With each of the 22 production wells, casing and production tubing was set from the wellhead and through the reservoir. Seated on the casing, the wellhead provided a system for controlling pressure in the tubing.
Driven by pressure either from the reservoir or provided by injection support, the crude oil and gas flowed up through the tubing to the wellhead.
On top of the latter was a set of production and work valves known as an Xmas tree, which controlled the wellstream as it flowed to the manifolds and was also used to shut in production.
Each wellhead was equipped with the following valves.
Downhole safety valve
This hydraulically operated ball valve stood far down in the production or injection well. It closed automatically (fail-safe) if the hydraulic pressure was lost.

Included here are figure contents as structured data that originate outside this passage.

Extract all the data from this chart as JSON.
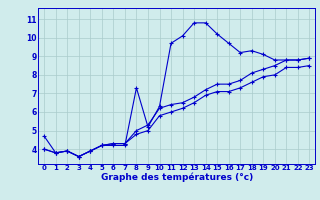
{
  "xlabel": "Graphe des températures (°c)",
  "x": [
    0,
    1,
    2,
    3,
    4,
    5,
    6,
    7,
    8,
    9,
    10,
    11,
    12,
    13,
    14,
    15,
    16,
    17,
    18,
    19,
    20,
    21,
    22,
    23
  ],
  "line1": [
    4.7,
    3.8,
    3.9,
    3.6,
    3.9,
    4.2,
    4.2,
    4.2,
    7.3,
    5.2,
    6.3,
    9.7,
    10.1,
    10.8,
    10.8,
    10.2,
    9.7,
    9.2,
    9.3,
    9.1,
    8.8,
    8.8,
    8.8,
    8.9
  ],
  "line2": [
    4.0,
    3.8,
    3.9,
    3.6,
    3.9,
    4.2,
    4.3,
    4.3,
    5.0,
    5.3,
    6.2,
    6.4,
    6.5,
    6.8,
    7.2,
    7.5,
    7.5,
    7.7,
    8.1,
    8.3,
    8.5,
    8.8,
    8.8,
    8.9
  ],
  "line3": [
    4.0,
    3.8,
    3.9,
    3.6,
    3.9,
    4.2,
    4.3,
    4.3,
    4.8,
    5.0,
    5.8,
    6.0,
    6.2,
    6.5,
    6.9,
    7.1,
    7.1,
    7.3,
    7.6,
    7.9,
    8.0,
    8.4,
    8.4,
    8.5
  ],
  "line_color": "#0000cc",
  "bg_color": "#d0ecec",
  "grid_color": "#aacccc",
  "ylim": [
    3.2,
    11.6
  ],
  "yticks": [
    4,
    5,
    6,
    7,
    8,
    9,
    10,
    11
  ],
  "xlim": [
    -0.5,
    23.5
  ]
}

A line for hydraulic fluid accordingly ran from the wellhead to provide the pressure required to open the safety valve. When the latter closed, the well was shut in and all equipment on the platform was isolated from the pressure in the well.
Faulty installation of such a ball valve was one of the reasons for the Bravo blowout in 1977.

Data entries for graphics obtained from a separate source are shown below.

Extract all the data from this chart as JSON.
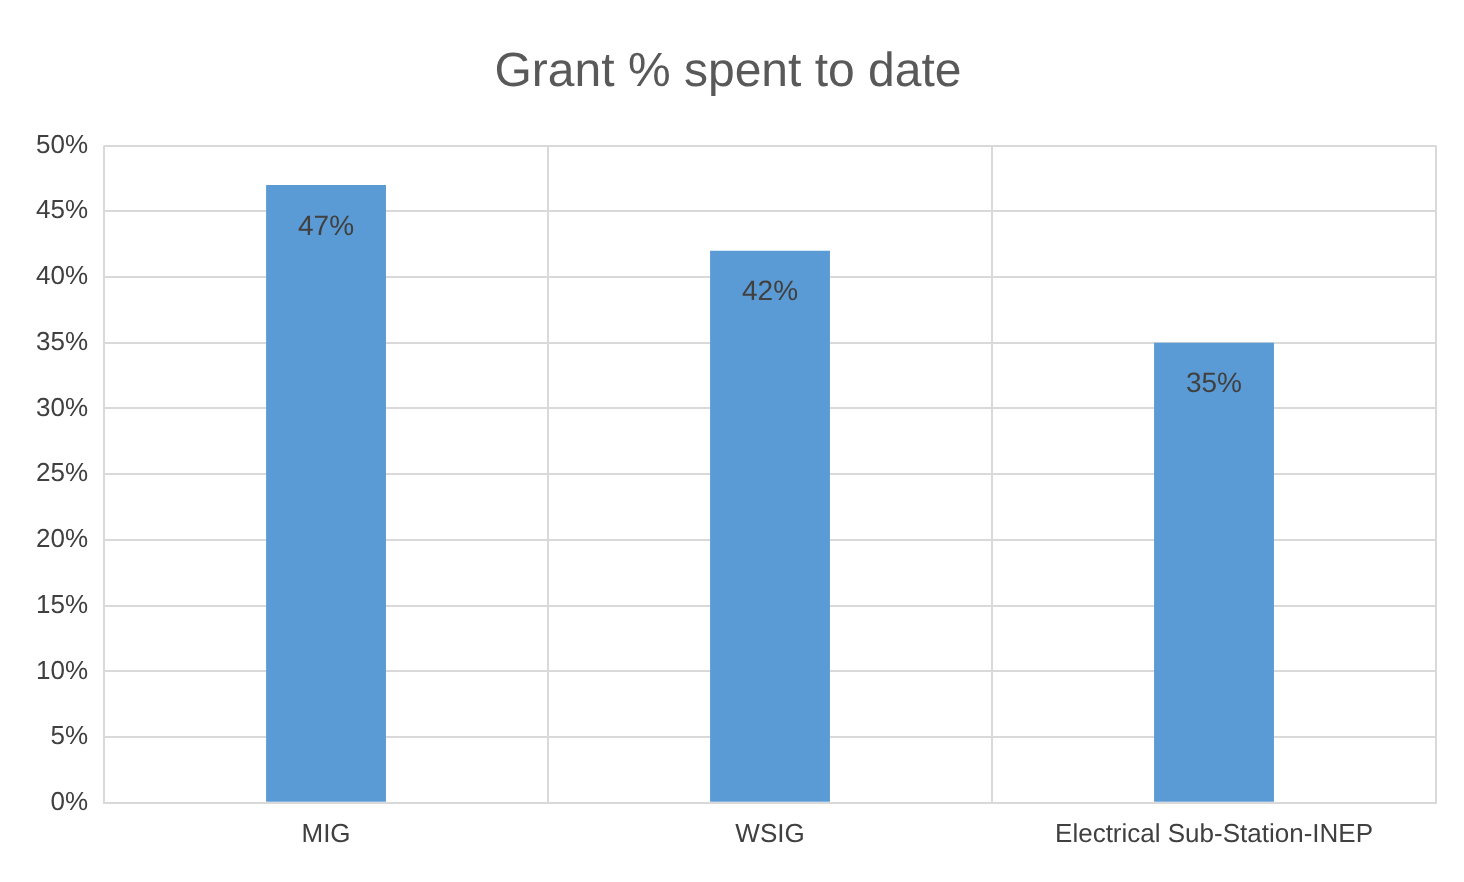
{
  "chart_data": {
    "type": "bar",
    "title": "Grant % spent to date",
    "categories": [
      "MIG",
      "WSIG",
      "Electrical Sub-Station-INEP"
    ],
    "values": [
      47,
      42,
      35
    ],
    "value_labels": [
      "47%",
      "42%",
      "35%"
    ],
    "color": "#5b9bd5",
    "ylim": [
      0,
      50
    ],
    "yticks": [
      {
        "value": 0,
        "label": "0%"
      },
      {
        "value": 5,
        "label": "5%"
      },
      {
        "value": 10,
        "label": "10%"
      },
      {
        "value": 15,
        "label": "15%"
      },
      {
        "value": 20,
        "label": "20%"
      },
      {
        "value": 25,
        "label": "25%"
      },
      {
        "value": 30,
        "label": "30%"
      },
      {
        "value": 35,
        "label": "35%"
      },
      {
        "value": 40,
        "label": "40%"
      },
      {
        "value": 45,
        "label": "45%"
      },
      {
        "value": 50,
        "label": "50%"
      }
    ],
    "grid": true,
    "legend": false
  }
}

Manual and automatic master valves
These sat in the vertical section of the Xmas tree. The automatic (upper) master valve was kept open by hydraulic pressure. Supported by the manual (lower) master valve, it formed the second barrier against pressure in the well. During the Bravo blowout, this valve was also incorrectly installed and was a direct reason why the well could not be shut.
Manual and automatic wing valves
Flow wing valves for production were positioned in the four-inch horizontal section of the tree and connected to the choke. These are the valves normally used to shut down a well.
These were designed to cope with a substantial pressure drop. They were used to regulate oil flow and pressure to the production and test manifolds.
Kill wing valve
This allowed diesel oil to be injected into the wellhead in order to increase pressure in the production tubing above the downhole safety valve. It could also be used to inject various chemicals during maintenance of the wellhead and the main pipelines.
A pressure gauge was installed on the Xmas tree to measure well pressure.
Three manifolds were used on 2/4 B to integrate flows from the various wells for delivery to the main pipelines. Two had larger diameters in order to accommodate the main production stream, while the third was narrower since it received the flow from a single well for testing.
During normal operation, output from all the wells was conducted to the two production manifolds and on to the two main seabed pipelines connected to 2/4 FTP. The flow from a well being tested was diverted to the test manifold and through the platform’s test separator.
This system was designed to import gas by pipeline from 2/4 FTP. Its pressure was then raised for continuous injection into the wells in order to “lift” the oil and boost the production flow.
Two different operational settings were built into the system – initial compression and gas lift. The first was used to initiate lift and required higher pressure than the ongoing operation. Once initial compression was completed in a well, the latter switched to continuous gas lift. This required less pressure but more gas. The settings could be used simultaneously.
The system comprised two gas scrubbers to remove possible residual liquid, a four-cylinder compressor for raising gas pressure, a motor fuelled by natural gas to power the compressor, and separate manifolds for initial compression and gas lift.
Production from each well had to be tested to monitor reservoir/well conditions and to check separation/treatment. A good monitoring programme was also needed for waterflooding, so a permanent test separator was installed. Its design was based on a vertical cyclone principle.
Utilities on 2/4 B included systems for telemetry and communication, safety, hydraulics, electricity generation, fuel and lube oil, instrument and work air, and chemical injection.
Other facilities covered pig launching, seawater, jetting and fire water, untreated seawater and drinking water, gas flaring and venting, oil recycling, steam generation, and cranes and lifting.